Schon geimpft? Eine Frage, die momentan Konjunktur hat. „Klar!“, antwortet Klaus Doldinger, und man glaubt, sein Grinsen durch das Telefon zu hören. Ein bisschen erkältet sei er gerade, aber was macht das schon aus? Ansonsten wie immer: Kommt Kläuschen mal in seinen Redefluss, ist er kaum mehr zu stoppen: Episoden von früher, Erkenntnisse von heute, ein bisschen oberlehrerhaft, aber nie so ganz verkehrt.
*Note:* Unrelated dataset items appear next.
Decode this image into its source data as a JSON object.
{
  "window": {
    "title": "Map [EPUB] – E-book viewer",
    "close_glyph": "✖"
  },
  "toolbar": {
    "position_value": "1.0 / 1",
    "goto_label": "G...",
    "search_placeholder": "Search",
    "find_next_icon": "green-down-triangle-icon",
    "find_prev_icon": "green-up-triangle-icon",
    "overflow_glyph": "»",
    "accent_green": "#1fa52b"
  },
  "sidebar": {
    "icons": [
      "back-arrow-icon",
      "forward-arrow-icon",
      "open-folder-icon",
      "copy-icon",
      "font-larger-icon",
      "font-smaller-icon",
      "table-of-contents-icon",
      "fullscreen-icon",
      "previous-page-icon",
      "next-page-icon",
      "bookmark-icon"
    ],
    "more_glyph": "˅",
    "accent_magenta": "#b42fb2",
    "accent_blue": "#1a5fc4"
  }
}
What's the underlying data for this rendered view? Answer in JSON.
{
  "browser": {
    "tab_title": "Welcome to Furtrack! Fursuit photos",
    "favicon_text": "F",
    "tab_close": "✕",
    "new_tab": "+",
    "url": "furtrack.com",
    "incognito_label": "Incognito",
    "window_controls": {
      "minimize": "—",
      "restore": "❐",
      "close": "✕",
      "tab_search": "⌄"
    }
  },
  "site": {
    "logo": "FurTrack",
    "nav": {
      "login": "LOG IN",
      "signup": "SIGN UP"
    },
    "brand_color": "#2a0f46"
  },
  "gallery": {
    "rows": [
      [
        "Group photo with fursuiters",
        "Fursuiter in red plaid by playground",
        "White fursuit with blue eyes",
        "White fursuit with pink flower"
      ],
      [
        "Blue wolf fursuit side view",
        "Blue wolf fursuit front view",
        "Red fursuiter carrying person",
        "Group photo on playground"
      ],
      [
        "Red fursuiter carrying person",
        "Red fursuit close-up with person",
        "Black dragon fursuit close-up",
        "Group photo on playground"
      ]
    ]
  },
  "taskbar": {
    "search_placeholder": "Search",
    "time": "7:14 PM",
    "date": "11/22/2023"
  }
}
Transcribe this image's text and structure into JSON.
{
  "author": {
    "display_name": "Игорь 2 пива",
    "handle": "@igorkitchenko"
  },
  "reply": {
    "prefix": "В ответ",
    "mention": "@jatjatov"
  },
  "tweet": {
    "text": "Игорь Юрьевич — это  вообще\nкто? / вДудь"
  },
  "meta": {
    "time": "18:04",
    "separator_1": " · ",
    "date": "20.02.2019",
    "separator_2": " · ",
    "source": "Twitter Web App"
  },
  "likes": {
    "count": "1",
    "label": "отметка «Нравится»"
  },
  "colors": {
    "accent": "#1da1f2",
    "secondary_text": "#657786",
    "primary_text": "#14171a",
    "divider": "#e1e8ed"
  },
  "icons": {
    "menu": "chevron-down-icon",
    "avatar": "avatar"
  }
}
Viele seiner einst belächelten Thesen haben den Mahner, Vorkämpfer und heimlichen Alterspräsidenten der nationalen Jazzszene im Laufe der Jahrzehnte längst bestätigt. Etwa dass deutsche Jazzmusiker hierzulande schon immer gegenüber ihren amerikanischen Kollegen benachteiligt wurden; selten gebucht, schlechter bezahlt, kaum beachtet. Jetzt, in Zeiten von Corona, brauchen die virtuellen Festivalveranstalter heimische Saxofonisten, Pianisten, Schlagzeuger oder Sänger mehr denn je, um überhaupt etwas auf die Beine stellen zu können. Ein Unterschied zwischen München und New York ist sowieso kaum mehr zu hören.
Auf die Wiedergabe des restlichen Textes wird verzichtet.